Pupil who skipped P.6 scores Agg 4

Daniel Mukisa  and his mother, Ms Jenifer Musayi. Mukisa a pupil of Hillside Primary School, Naalya in Kampala, is among the 60,070 boys who passed in Division One. Photo/Peter Serugo

Daniel Mukisa, a pupil of Hillside Primary School, Naalya in Kampala, is among the 60,070 boys who passed in Division One.
Like a few other cases, he skipped Primary Six class to score Aggregate 4.
Mukisa, 14, yesterday told Monitor that he was inspired after reading a book (which he couldn’t recall the title) where the author skipped Primary Six and excelled in the PLE. This was Mukisa’s first inspiration and he decided to follow in the author’s footsteps after his mother gave him the greenlight.

“My friend gave me a book, and as I read it, the author’s background indicated that he had skipped P.6 to sit for PLE and he scored [aggregate] 4. It is from here that I thought I can also do it,” he said.
“I shared the idea (skipping P.6) with my mother and she agreed unconditionally. That is how I joined the P.7 class,” he added.
Mukisa said despite excelling in the national examinations, he faced a number of challenges in P.7 since he almost had to study content for two classes (P6 and P7) in one year.

“At first, it wasn’t easy to cope with the P7 work because I had no idea about the pre-candidate classwork. But teachers could help us to go through the P6 work and always encouraged us,” he said.
The PLE start added: “My first scores in P7 were between 15-20 marks, except in English. But I started improving in the second term, by the third term, I was scoring above 80 in every subject. I am very happy that my friends and I who skipped P6 managed to perform very well.”
His mother, Ms Jenifer Musayi, says she could not deny her son the opportunity to skip a class since he had lost almost two academic years during the Covid-19 lockdown when the schools were closed to curb the spread of the pandemic.
“I couldn’t hesitate about my son’s decision because he was performing very well in his lower classes, secondly during the Covid lockdown, he used to make a lot of revisions and assessments,” she said.
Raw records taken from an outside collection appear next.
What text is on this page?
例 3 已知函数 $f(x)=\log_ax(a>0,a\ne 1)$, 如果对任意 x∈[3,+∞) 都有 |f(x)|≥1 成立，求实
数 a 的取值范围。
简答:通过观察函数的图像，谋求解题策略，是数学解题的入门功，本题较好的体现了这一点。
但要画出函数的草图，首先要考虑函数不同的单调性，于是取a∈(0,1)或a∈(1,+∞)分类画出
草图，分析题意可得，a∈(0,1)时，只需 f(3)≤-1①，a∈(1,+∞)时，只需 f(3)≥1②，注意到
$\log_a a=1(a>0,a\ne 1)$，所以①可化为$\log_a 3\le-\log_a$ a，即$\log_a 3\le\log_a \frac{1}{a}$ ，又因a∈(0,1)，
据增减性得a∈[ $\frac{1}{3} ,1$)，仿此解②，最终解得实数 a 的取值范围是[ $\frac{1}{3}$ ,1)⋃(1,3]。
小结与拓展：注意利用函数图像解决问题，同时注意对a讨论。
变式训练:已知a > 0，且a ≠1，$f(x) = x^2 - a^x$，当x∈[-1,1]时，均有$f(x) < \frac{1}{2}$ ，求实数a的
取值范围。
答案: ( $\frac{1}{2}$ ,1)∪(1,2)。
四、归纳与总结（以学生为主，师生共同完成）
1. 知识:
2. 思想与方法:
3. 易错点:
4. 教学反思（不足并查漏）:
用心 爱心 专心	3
“Mukisa is a boy who is self-driven, when it comes to studying, he does it wholeheartedly. During his first term in P.7, he was challenged, but he never gave up until the second term when he started performing better. I am so happy that he has already got a bursary to further his studies,” she added.
Due to Covid-19 lockdowns, which made learners sit at home for almost two academic years, many parents decided to have their children in upper primary school to register for PLE to ensure that they can cope with the lost time.

Mixed reactions
      Mr Fagil Mandy, an educationist said: “Legally, this boy (Mukisa) was not supposed to sit for PLE, according to the Education Act, which states that for any pupil to sit for these exams (PLE), he or she must have studied for at least seven years at primary level. Although he perfomed well, it is still dangerous and it means that our education system is not well monitored.” “However, there is nothing wrong with this child given that learners lost almost two years due to Covid-19. The  child fully qualifies to proceed to the next level of education, but he needs to be advised seriously to ensure that he remains focused to understand the concepts at O-Level,” he added. 

The General Secretary of Uganda National Teachers’ Union, Mr Filbert Baguma, said teachers are free to decide whether to make a given learner skip some classes. “Skipping classes is very common at primary level and it does not affect the learner. We also need a policy, which can protect the genius learners in secondary schools so that they can sit for O-Level exams,’’ he said.